I guess this depends on how, and if, events are buffered in the ES client. What alternatives could I have? Timeout?

Greg_Young1 · June 1, 2016, 7:39am

This is what liveProcessing is intended for (the subscription itself
handles buffering/batching internally).

Even if we were to tell you that it was "the last event" the chances
are good by the time you are receiving it that it is *not* the last
event due to buffering.

yorick.laupa · June 1, 2016, 7:41am

Seems all you need here is to read through the whole stream until you’ve reached end of stream. In this regard, using batch read is enough. It has a method the result that says if you’re at head of the stream. Why bother with subscription in this case ?

urbanhusky · June 1, 2016, 8:00am

I need a subscription because I have to stay up-to-date too.
I guess what I need is a limited, blocking buffer that transforms items in parallel but consumes FIFO.

If new events arrive, they get added to the buffer (the operation blocks if the buffer is full).
All events in the buffer are transformed into their corresponding POCOs in parallel (or maybe just sequential, if there is nothing to be gained from having many parallel deserialisers running - N for each projection but M projections…).
These POCOs are then consumed in the same order as they were added to the buffer.

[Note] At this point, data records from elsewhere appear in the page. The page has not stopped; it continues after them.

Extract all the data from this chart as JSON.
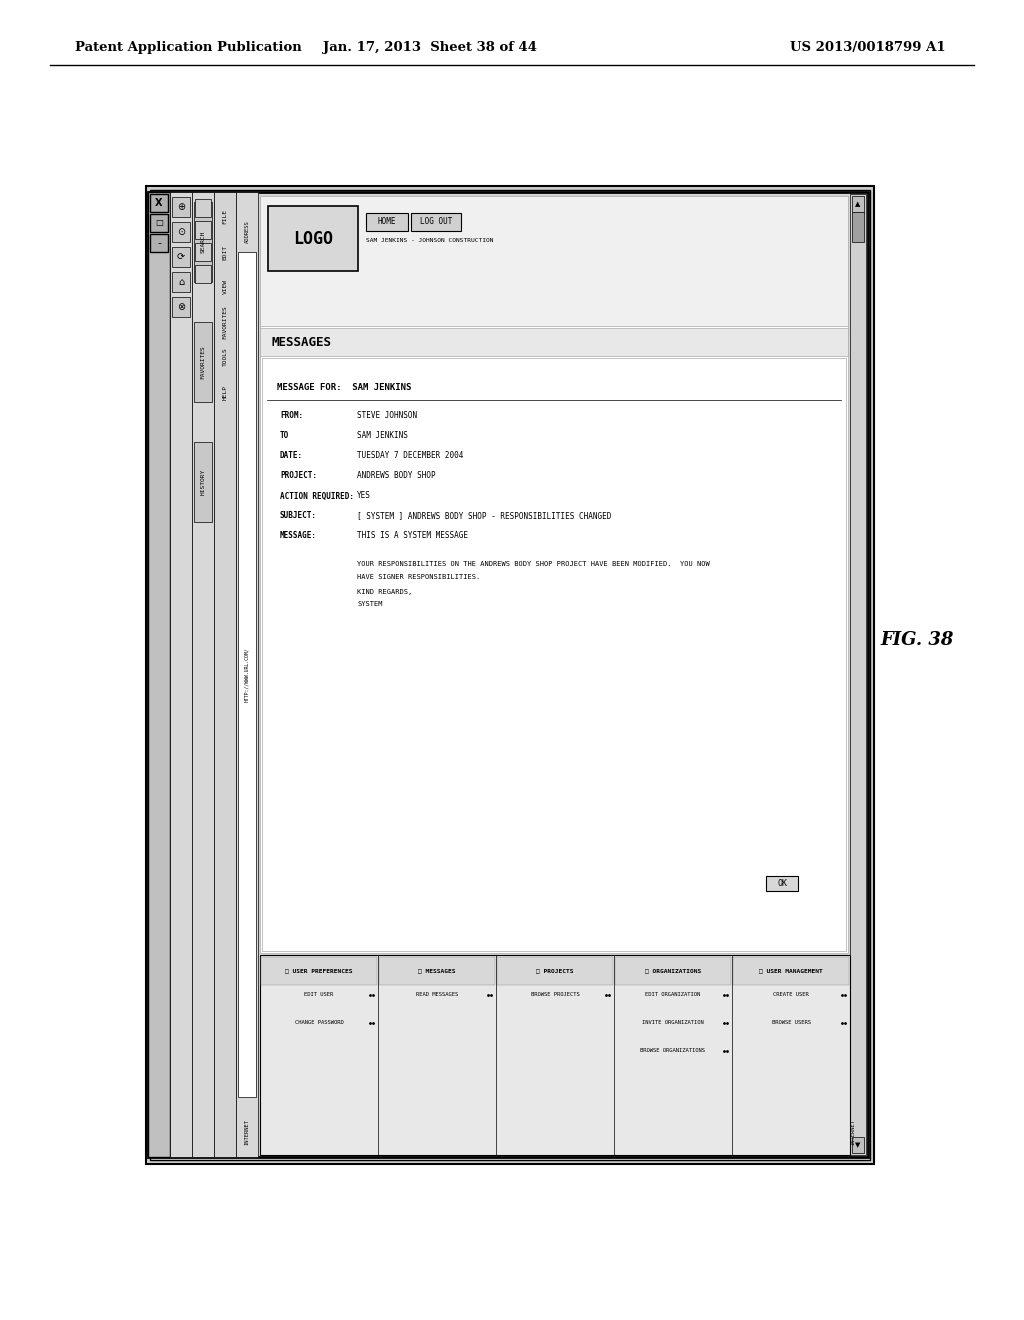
{
  "page_header_left": "Patent Application Publication",
  "page_header_mid": "Jan. 17, 2013  Sheet 38 of 44",
  "page_header_right": "US 2013/0018799 A1",
  "fig_label": "FIG. 38",
  "bg_color": "#ffffff",
  "message_title": "MESSAGES",
  "message_for": "MESSAGE FOR:  SAM JENKINS",
  "fields": [
    "FROM:",
    "TO",
    "DATE:",
    "PROJECT:",
    "ACTION REQUIRED:",
    "SUBJECT:",
    "MESSAGE:"
  ],
  "field_values": [
    "STEVE JOHNSON",
    "SAM JENKINS",
    "TUESDAY 7 DECEMBER 2004",
    "ANDREWS BODY SHOP",
    "YES",
    "[ SYSTEM ] ANDREWS BODY SHOP - RESPONSIBILITIES CHANGED",
    "THIS IS A SYSTEM MESSAGE"
  ],
  "message_body_line1": "YOUR RESPONSIBILITIES ON THE ANDREWS BODY SHOP PROJECT HAVE BEEN MODIFIED.  YOU NOW",
  "message_body_line2": "HAVE SIGNER RESPONSIBILITIES.",
  "message_footer1": "KIND REGARDS,",
  "message_footer2": "SYSTEM",
  "logo_text": "LOGO",
  "home_text": "HOME",
  "logout_text": "LOG OUT",
  "user_info": "SAM JENKINS - JOHNSON CONSTRUCTION",
  "ok_button": "OK",
  "browser_bar_text": "HTTP://WWW.URL.COM/",
  "internet_text": "INTERNET",
  "menu_bar_items": [
    "FILE",
    "EDIT",
    "VIEW",
    "FAVORITES",
    "TOOLS",
    "HELP"
  ],
  "nav_items": [
    [
      "USER PREFERENCES",
      true
    ],
    [
      "EDIT USER",
      false
    ],
    [
      "CHANGE PASSWORD",
      false
    ],
    [
      "MESSAGES",
      true
    ],
    [
      "READ MESSAGES",
      false
    ],
    [
      "PROJECTS",
      true
    ],
    [
      "BROWSE PROJECTS",
      false
    ],
    [
      "ORGANIZATIONS",
      true
    ],
    [
      "EDIT ORGANIZATION",
      false
    ],
    [
      "INVITE ORGANIZATION",
      false
    ],
    [
      "BROWSE ORGANIZATIONS",
      false
    ],
    [
      "USER MANAGEMENT",
      true
    ],
    [
      "CREATE USER",
      false
    ],
    [
      "BROWSE USERS",
      false
    ]
  ]
}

The primary reason why I want to do this is so that I can deserialise into objects while I’m busy waiting for the projection to finish processing previous events.
So, this is no longer an Event Store question. Thanks

Greg_Young1 · June 1, 2016, 4:43pm

What is your message throughput? I would guess that deserialization is
a tiny amount compared to your io

To make a very simple subscription why not just iterate over
readstreameventsforward/readalleventsforward? If we are talking just a
few clients this will not cause too much load and you can read
frequently. If you fall behind this is what a subscription does
anyways.

urbanhusky · June 1, 2016, 6:50pm

My biggest issue is catching up from scratch, when I have to rebuild parts of the read model. Every 10-100ms of additional delay between processing of events quickly sums up to long delays and slow throughput.
We’re going to source existing data for events so we can expect to start out with millions of events already.

I’m most likely going to use the TPL Dataflow with a Transformblock (high maximum degree of parallelism, >1 queue size) for the deserialisation, consumed by the actual projection.
This lets me deserialise events while I’m waiting for I/O.

I can use this for both read forward and subscriptions. I’ll have to add batching I/O later (i.e. commit unit of work every X events or if queue is empty).

Greg_Young1 · June 1, 2016, 6:54pm

ReadForward is async. It really shouldn't be that hard to setup
readforwardasync->buffer->deserialize->io async.